Solution:
- uses
paste()
to collapse the vector elements together
- uses
fread()
to parse the collapsed vector into data.table/data.frame
As a function:
collapse2fread <- function(x,sep) {
require(data.table)
fread(paste0(x,collapse="\n"),sep=sep,header=FALSE)
}
Rcpp on top of that?
Could also try doing it in c++ via Rcpp
packages to get more out of it?
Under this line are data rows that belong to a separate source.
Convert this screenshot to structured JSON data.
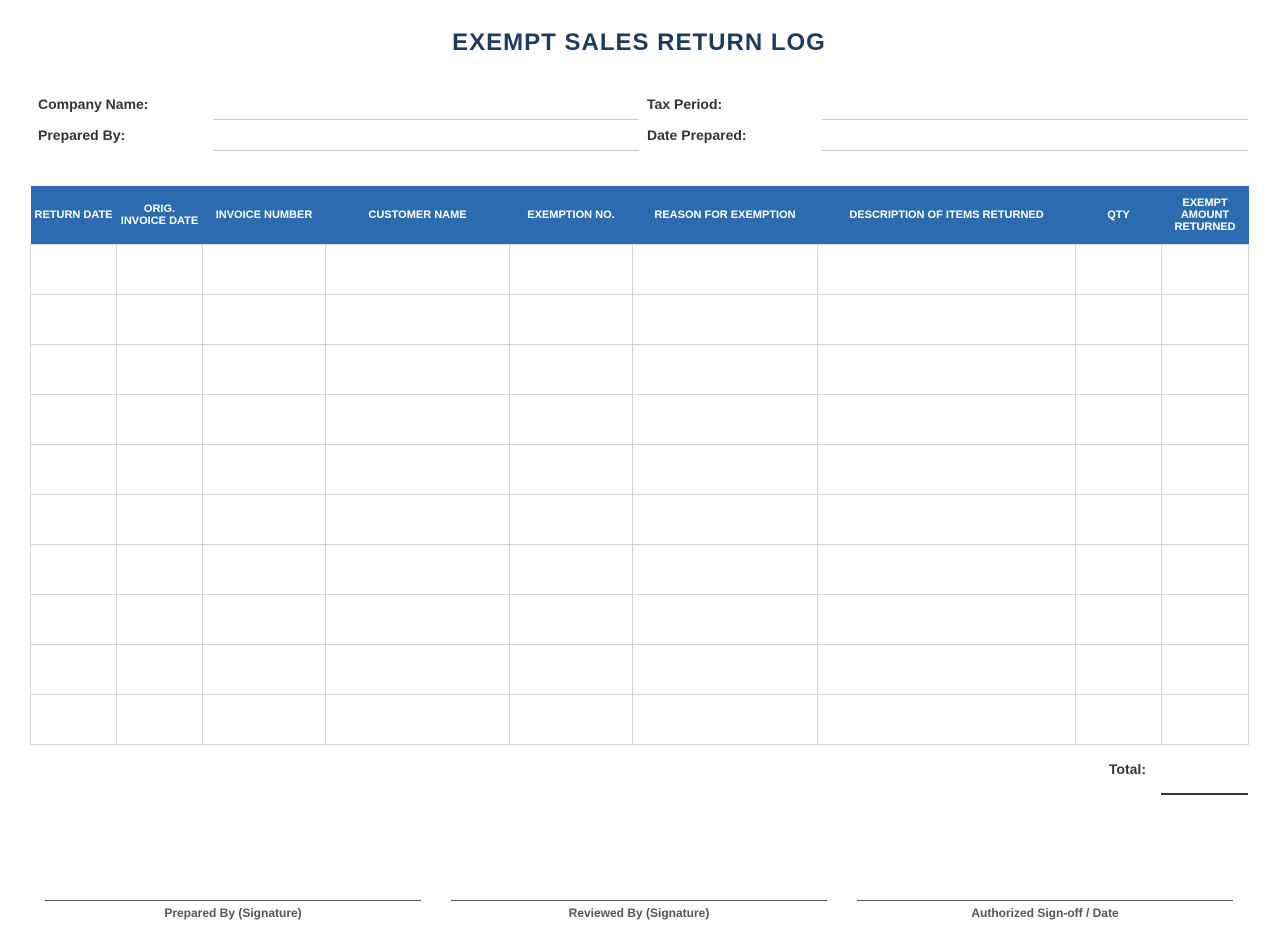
{
  "title": "EXEMPT SALES RETURN LOG",
  "fields": {
    "company_name": "Company Name:",
    "tax_period": "Tax Period:",
    "prepared_by": "Prepared By:",
    "date_prepared": "Date Prepared:"
  },
  "table": {
    "headers": [
      "RETURN DATE",
      "ORIG. INVOICE DATE",
      "INVOICE NUMBER",
      "CUSTOMER NAME",
      "EXEMPTION NO.",
      "REASON FOR EXEMPTION",
      "DESCRIPTION OF ITEMS RETURNED",
      "QTY",
      "EXEMPT AMOUNT RETURNED"
    ],
    "rows": [
      [
        "",
        "",
        "",
        "",
        "",
        "",
        "",
        "",
        ""
      ],
      [
        "",
        "",
        "",
        "",
        "",
        "",
        "",
        "",
        ""
      ],
      [
        "",
        "",
        "",
        "",
        "",
        "",
        "",
        "",
        ""
      ],
      [
        "",
        "",
        "",
        "",
        "",
        "",
        "",
        "",
        ""
      ],
      [
        "",
        "",
        "",
        "",
        "",
        "",
        "",
        "",
        ""
      ],
      [
        "",
        "",
        "",
        "",
        "",
        "",
        "",
        "",
        ""
      ],
      [
        "",
        "",
        "",
        "",
        "",
        "",
        "",
        "",
        ""
      ],
      [
        "",
        "",
        "",
        "",
        "",
        "",
        "",
        "",
        ""
      ],
      [
        "",
        "",
        "",
        "",
        "",
        "",
        "",
        "",
        ""
      ],
      [
        "",
        "",
        "",
        "",
        "",
        "",
        "",
        "",
        ""
      ]
    ]
  },
  "total_label": "Total:",
  "signatures": {
    "prepared": "Prepared By (Signature)",
    "reviewed": "Reviewed By (Signature)",
    "authorized": "Authorized Sign-off / Date"
  },
  "colors": {
    "title": "#1f3a5f",
    "header_bg": "#2b6cb0",
    "grid": "#d0d4d9"
  }
}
Something like:
std::string collapse_cpp(CharacterVector subject,const std::string collapseBy){
int n = subject.size();
std::string collapsed;
for(int i=0;i<n;i++){
collapsed += std::string(subject[i]) + collapseBy;
}
return(collapsed);
}
Then we get:
collapse_cpp2fread <- function(x,sep) {
require(data.table)
fread(collapse_cpp(x,collapse="\n"),sep=sep,header=FALSE)
}
quick test for the cpp fxn
microbenchmark(
paste0(words,collapse="\n"),
collapse_cpp(words,"\n"),
times=100)
not much but it's someting:
> Unit: microseconds
> expr min lq median uq max neval
> paste0(words, collapse = "\\n") 7.297 7.7695 8.162 8.4255 33.824 100
> collapse_cpp(words, "\\n") 4.477 5.0095 5.117 5.3525 17.052 100
Comparison to strsplit method:
Make a more realistic input
words <- rep(paste0(letters[1:8], collapse = '_'), 1e5) # 100K elements
benchmark:
microbenchmark(
do.call(rbind, strsplit(words, '_')),
fread(paste0(words,collapse="\n"),sep="_",header=FALSE),
fread(collapse_cpp(words,"\n"),sep="_",header=FALSE),
times=10)
gives:
> Unit: milliseconds
> expr min lq median uq
> do.call(rbind, strsplit(words, "_")) 782.71782 796.19154 822.73694 854.22211
> fread(paste0(words, collapse = "\\n"), sep = "_", header = FALSE) 62.56164 64.13504 68.22512 71.96075
> fread(collapse_cpp(words, "\\n"), sep = "_", header = FALSE) 47.16362 47.78030 50.12867 52.23102
> max neval
> 863.0790 10
> 151.5969 10
> 109.9770 10
so about a 20x improvement at this size? hope it helps!